Cary Grant and Irene Dunne were a match made in screwball heaven. Her impeccable comedic timing and his gift for physical comedy made them an irresistible pair. While The Lady Eve (1941) is my all-time favorite screwball comedy, The Awful Truth (1937) comes in as a close second. Perhaps there aren’t any spectacular cinematographic shots or jaw-dropping dramatic performances, but to pull off a comedy filled with such sophisticated wit and engaging execution is something to be admired.
Nominated for six Academy Awards, The Awful Truth is about a New York couple who find themselves in divorce court after a slight misunderstanding: did the car really break down and cause Lucy Warriner (Irene Dunne) to have to stay out all night with her handsome music teacher Armand (Alexander D’Arcy), and why was Jerry Warriner in California when he said he was in Florida? High-strung and hot-tempered are bad traits in one person, let alone two who are married to one another, and so they are granted a divorce with a 90-day waiting period. The only thing that keeps them connected is their adorably smart dog Mr. Smith (Asta/Skippy), for whom they share joint custody. When Lucy becomes involved with slow-witted Oklahoma oil man Dan Leeson (Ralph Bellamy) Jerry becomes jealous and tries to point out why the man is all wrong for Lucy (which he is). And, when Jerry starts spending time with beautiful rich socialite Barbara Vance (Molly Lamont) Lucy literally puts on a show of jealousy for the ages. Does the couple get back together? I think you probably can guess the answer, but how they reunite is a bedroom tale left unspoken—let’s just say they figure out that they were cuckoo for ever doubting their love.

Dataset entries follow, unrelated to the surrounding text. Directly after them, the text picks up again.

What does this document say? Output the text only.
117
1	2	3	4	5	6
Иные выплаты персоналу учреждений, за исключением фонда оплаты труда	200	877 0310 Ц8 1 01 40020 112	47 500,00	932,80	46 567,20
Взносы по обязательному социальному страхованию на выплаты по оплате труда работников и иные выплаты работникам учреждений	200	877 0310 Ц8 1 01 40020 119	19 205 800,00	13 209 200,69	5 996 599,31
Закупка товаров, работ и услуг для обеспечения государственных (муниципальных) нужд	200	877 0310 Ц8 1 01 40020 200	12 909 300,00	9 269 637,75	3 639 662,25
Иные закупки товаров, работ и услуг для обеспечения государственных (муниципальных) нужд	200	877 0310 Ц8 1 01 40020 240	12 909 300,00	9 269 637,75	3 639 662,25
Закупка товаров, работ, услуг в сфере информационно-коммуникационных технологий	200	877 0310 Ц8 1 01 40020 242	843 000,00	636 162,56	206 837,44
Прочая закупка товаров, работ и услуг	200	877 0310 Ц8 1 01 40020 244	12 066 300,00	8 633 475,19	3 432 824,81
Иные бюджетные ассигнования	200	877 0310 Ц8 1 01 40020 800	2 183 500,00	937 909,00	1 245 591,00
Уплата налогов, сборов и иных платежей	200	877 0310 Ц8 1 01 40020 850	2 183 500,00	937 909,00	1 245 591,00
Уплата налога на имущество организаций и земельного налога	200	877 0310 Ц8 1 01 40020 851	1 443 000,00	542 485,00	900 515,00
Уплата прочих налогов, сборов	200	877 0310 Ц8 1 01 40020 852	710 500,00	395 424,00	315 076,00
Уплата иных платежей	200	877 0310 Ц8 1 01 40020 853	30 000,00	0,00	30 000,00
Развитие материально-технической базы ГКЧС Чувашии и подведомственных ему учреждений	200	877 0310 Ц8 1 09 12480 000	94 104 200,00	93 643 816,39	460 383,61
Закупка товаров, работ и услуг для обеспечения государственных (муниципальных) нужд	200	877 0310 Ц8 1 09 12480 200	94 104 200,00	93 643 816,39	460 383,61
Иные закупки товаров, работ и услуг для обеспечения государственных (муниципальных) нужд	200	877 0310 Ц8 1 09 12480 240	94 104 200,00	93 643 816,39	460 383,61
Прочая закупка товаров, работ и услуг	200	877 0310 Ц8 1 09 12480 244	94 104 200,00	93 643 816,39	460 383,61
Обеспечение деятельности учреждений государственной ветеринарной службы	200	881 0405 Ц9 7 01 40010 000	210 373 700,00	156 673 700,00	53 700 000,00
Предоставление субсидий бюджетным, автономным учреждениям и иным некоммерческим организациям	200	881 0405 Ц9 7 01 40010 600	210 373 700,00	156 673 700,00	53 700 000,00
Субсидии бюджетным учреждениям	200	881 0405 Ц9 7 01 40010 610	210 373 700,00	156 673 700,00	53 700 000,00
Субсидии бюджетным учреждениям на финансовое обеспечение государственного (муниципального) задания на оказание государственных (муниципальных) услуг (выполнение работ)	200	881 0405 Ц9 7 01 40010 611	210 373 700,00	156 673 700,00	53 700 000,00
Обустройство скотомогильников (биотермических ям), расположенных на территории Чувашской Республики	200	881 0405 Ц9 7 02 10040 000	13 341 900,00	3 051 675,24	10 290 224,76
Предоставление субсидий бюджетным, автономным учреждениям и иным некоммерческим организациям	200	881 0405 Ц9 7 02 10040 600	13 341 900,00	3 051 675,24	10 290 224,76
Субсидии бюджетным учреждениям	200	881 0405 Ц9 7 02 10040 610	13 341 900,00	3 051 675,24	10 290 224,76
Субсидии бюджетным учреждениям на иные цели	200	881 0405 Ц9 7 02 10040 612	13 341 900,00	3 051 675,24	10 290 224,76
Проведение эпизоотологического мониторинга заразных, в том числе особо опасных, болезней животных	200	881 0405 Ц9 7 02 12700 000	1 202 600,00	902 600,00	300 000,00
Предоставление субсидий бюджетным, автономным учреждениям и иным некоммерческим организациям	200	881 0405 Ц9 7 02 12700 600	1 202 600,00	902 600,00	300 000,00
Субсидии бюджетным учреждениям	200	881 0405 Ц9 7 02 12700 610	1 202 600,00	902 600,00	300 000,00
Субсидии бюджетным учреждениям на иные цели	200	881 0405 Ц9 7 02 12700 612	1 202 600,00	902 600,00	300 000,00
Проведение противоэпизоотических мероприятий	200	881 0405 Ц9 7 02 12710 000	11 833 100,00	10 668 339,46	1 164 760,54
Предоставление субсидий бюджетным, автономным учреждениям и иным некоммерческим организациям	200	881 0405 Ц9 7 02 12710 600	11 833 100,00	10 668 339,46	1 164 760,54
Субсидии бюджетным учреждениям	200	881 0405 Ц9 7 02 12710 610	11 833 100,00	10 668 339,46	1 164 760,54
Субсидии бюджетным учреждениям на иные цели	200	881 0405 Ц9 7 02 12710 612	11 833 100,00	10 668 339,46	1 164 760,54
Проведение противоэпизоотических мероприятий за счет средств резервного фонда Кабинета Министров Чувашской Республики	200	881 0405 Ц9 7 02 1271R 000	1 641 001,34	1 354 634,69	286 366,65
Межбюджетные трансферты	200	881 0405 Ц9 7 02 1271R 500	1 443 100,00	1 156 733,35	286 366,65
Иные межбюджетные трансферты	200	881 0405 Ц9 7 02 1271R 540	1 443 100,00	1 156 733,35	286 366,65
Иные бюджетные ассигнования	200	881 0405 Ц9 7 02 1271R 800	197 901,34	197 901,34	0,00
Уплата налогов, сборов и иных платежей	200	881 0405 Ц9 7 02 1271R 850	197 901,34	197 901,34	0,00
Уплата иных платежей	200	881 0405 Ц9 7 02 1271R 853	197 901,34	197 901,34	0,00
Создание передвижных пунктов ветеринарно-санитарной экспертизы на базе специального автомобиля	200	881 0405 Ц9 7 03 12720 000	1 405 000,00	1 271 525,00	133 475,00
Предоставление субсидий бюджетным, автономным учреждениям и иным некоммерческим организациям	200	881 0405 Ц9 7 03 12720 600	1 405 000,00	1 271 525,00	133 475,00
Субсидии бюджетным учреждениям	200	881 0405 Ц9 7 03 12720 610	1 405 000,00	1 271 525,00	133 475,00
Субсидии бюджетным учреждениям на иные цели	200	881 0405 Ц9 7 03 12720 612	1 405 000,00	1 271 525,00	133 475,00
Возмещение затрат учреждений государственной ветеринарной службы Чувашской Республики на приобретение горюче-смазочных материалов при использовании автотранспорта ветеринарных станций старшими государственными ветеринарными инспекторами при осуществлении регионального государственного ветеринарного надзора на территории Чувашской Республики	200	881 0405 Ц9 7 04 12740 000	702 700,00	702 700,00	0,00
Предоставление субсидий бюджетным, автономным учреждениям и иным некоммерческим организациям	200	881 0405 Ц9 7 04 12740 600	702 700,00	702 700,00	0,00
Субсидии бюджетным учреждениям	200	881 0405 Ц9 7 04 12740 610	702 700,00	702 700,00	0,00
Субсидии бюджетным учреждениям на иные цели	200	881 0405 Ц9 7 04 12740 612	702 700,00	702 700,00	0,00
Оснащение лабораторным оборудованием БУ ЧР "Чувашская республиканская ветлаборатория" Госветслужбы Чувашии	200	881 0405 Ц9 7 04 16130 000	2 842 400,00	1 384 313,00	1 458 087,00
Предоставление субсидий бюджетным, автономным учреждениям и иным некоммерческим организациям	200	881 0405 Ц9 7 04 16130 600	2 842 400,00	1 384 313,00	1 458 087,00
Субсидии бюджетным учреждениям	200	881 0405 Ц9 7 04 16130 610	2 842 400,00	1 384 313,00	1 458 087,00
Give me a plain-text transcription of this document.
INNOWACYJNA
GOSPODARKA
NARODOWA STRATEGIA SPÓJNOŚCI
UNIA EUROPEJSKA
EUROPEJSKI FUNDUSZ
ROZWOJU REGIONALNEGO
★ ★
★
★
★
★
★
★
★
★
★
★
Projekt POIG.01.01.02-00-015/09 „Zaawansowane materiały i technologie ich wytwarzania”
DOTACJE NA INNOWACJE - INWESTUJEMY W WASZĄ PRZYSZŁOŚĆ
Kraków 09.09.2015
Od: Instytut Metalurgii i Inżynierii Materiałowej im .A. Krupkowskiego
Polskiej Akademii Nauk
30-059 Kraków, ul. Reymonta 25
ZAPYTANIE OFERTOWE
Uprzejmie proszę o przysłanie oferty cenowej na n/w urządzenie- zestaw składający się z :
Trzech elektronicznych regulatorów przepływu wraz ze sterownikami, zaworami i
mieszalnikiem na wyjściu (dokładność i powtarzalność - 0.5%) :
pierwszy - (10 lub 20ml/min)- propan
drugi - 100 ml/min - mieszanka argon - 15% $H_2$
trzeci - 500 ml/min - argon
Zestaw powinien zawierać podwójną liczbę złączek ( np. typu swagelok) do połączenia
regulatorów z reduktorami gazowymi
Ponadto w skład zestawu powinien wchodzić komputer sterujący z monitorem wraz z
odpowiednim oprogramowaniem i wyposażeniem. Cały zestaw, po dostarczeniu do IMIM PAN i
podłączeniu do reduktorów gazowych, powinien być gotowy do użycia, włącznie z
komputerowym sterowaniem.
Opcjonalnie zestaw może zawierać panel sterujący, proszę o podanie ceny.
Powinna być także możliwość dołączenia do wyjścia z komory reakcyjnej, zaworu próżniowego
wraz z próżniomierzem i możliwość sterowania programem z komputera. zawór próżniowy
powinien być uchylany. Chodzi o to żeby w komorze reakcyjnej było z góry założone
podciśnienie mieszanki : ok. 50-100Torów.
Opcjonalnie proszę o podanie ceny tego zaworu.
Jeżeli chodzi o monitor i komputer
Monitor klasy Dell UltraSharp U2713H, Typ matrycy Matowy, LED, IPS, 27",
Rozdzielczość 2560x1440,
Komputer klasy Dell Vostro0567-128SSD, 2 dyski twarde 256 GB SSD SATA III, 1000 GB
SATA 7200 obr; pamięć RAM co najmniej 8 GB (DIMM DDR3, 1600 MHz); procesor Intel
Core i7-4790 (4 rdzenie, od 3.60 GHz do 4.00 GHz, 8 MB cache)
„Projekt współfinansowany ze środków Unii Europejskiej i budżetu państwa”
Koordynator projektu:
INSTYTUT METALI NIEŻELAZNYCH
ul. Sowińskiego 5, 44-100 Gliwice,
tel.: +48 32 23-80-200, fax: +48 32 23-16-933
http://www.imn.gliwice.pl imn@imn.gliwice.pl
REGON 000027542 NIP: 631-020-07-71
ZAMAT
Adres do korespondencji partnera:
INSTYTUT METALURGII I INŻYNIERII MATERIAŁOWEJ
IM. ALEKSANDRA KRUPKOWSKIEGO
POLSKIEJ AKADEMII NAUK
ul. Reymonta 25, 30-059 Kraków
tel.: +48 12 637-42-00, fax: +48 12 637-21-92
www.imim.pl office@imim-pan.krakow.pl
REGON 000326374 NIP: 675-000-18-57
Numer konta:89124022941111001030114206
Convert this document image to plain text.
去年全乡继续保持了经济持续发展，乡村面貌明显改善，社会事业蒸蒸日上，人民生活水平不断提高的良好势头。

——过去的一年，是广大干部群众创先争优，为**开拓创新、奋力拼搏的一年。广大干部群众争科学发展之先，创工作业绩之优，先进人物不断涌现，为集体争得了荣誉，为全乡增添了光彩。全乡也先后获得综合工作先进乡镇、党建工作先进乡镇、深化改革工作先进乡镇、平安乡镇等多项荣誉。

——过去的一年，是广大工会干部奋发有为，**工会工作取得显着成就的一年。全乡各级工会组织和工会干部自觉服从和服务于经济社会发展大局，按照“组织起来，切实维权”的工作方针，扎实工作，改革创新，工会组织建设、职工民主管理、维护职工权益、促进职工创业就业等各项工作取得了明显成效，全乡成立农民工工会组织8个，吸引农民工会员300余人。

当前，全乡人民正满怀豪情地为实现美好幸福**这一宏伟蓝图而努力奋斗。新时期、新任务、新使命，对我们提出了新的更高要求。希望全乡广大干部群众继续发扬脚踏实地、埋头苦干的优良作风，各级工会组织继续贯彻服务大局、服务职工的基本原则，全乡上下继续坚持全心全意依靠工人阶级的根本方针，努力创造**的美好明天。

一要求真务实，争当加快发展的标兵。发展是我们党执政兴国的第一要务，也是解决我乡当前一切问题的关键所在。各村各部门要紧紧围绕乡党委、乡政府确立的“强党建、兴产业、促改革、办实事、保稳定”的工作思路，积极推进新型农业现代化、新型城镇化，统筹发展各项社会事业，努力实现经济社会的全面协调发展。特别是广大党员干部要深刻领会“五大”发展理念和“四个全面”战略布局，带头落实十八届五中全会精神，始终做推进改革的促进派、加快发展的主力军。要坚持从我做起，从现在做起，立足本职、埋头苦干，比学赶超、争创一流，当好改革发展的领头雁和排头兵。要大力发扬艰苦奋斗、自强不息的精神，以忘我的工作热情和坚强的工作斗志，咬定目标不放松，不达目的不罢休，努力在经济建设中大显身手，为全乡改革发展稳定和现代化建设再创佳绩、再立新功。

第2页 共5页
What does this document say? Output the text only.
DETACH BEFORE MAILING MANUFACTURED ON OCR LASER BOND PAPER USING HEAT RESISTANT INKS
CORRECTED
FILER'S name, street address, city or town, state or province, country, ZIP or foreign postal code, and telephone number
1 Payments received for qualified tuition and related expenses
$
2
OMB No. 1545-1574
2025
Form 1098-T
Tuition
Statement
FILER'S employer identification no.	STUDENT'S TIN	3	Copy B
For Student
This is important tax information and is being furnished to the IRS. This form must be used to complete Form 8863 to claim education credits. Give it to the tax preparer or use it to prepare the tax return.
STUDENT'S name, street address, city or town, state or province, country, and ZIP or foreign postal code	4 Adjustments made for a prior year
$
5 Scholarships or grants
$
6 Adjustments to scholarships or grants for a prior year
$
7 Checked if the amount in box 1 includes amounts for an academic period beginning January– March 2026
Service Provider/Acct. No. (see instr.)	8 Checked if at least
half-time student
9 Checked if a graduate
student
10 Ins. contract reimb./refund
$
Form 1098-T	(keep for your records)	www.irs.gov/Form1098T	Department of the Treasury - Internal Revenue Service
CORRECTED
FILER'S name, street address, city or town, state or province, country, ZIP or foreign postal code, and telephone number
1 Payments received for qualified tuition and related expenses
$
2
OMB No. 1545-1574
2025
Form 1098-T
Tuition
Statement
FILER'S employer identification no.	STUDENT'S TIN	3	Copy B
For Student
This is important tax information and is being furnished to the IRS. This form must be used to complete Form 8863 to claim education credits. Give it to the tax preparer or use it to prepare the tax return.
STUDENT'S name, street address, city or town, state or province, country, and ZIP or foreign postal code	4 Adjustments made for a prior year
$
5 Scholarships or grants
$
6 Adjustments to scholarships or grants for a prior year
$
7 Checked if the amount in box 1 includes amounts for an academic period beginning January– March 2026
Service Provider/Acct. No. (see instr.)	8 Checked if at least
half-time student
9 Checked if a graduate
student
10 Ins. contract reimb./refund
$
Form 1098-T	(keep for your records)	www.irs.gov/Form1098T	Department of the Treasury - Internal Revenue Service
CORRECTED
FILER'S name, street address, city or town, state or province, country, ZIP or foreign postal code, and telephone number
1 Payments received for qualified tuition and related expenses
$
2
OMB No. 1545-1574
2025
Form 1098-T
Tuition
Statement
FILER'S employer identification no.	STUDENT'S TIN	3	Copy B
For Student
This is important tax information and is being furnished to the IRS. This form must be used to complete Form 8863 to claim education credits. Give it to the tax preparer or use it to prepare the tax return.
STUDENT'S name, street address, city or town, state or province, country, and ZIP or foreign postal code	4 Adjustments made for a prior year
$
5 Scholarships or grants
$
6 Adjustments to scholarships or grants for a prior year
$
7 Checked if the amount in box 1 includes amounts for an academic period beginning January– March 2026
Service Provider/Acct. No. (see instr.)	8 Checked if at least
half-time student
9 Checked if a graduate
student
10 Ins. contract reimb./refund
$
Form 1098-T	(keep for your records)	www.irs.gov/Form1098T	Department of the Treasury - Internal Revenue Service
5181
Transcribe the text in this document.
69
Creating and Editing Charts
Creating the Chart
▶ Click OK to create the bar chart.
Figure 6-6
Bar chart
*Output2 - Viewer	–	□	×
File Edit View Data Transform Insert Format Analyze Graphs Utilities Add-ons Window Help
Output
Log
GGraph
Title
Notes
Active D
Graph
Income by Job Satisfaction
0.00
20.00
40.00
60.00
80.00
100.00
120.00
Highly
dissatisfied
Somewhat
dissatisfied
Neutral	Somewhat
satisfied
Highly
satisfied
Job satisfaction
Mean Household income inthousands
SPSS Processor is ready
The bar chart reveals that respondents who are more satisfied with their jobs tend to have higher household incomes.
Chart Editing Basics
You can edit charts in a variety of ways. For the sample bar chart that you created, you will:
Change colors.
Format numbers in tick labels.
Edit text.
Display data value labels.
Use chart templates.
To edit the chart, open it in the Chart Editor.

Okay, so what is so great about The Awful Truth? First and foremost, Dunne sparkles as Lucy. Playing a somewhat kooky, flighty woman was nothing new for Dunne, who’d been nominated for a Best Actress Oscar the year before in Theodora Goes Wild (1936), but she elevated her game slightly for the role of Lucy (although she lost yet again to Luise Rainer for Best Actress—really, two years in a row…was Rainer sleeping with everyone in Hollywood?). With masterful facial expressions and expertly delivered lines, Dunne makes Lucy the perfect screwball heroine. Her ability to play both a capricious woman driven beyond the point of exasperation by her husband’s jealousy and a caricature of a low-class cabaret singer bent on destroying Jerry’s romance with Barbara is a delightful study in character contrast.
Grant’s combination of sophistication and buffoonery plays exceedingly well. One minute he is the picture of debonair suaveness and the next he is Jitsu fighting with a butler or falling off a chair in the middle of an intimate parlor concert. Grant said that Dunne was his favorite actress to work with, and it shows here, as he and Dunne have perfect chemistry. Every scene flows evenly and neither actor gets the best of the other.
Who doesn’t love a cute dog? And, when you combine cute with smart, you get the perfect canine, and that is what Mr. Smith is. His interactions with both Dunne and Grant are hilarious. Of particular note is the “Two Hat” scene where Lucy tries to hide Armand’s hat from Jerry and Mr. Smith keeps finding it. When he climbs up on a mirrored table to gain access to the hat it is priceless.
The supporting characters are also one of the reasons The Awful Truth is so successful. Bellamy earned a Best Supporting Actor Oscar nomination for his portrayal of a gullible, slow-witted cowboy. From his horrible rendition of “Home on the Range” to his mama boy discussions with his domineering mother (Esther Dale), Bellamy is a delight. Cecil Cunningham is also wickedly entertaining as Lucy’s Aunt Patsy, who is stone-faced and straight talking. While her lines are few and far between, they are always delivered with just the right tone and gusto.
Finally, I must also say something about Dunne’s wardrobe, which was designed by Robert Kalloch. Dunne always wore clothes well, but some of the outfits/hats she wore in The Awful Truth took a certain type of woman to wear. From the gigantic white mink coat she enters the film in to a pajama lounging outfit made for the ages, Dunne wears Lucy’s crazy clothes stylishly and confidently. Really, she had to know how ridiculously bizarre some of the hats placed on her head looked, but I expect she realized the clothes fit her character’s slightly-off personality well.
Overall, I adore The Awful Truth. It is a stylish, devilishly funny film filled with memorable scenes and lines. Dunne and Grant’s onscreen chemistry pulls the viewer in and makes everyone root for the couple’s reunion—which is done in a perfectly cuckoo way.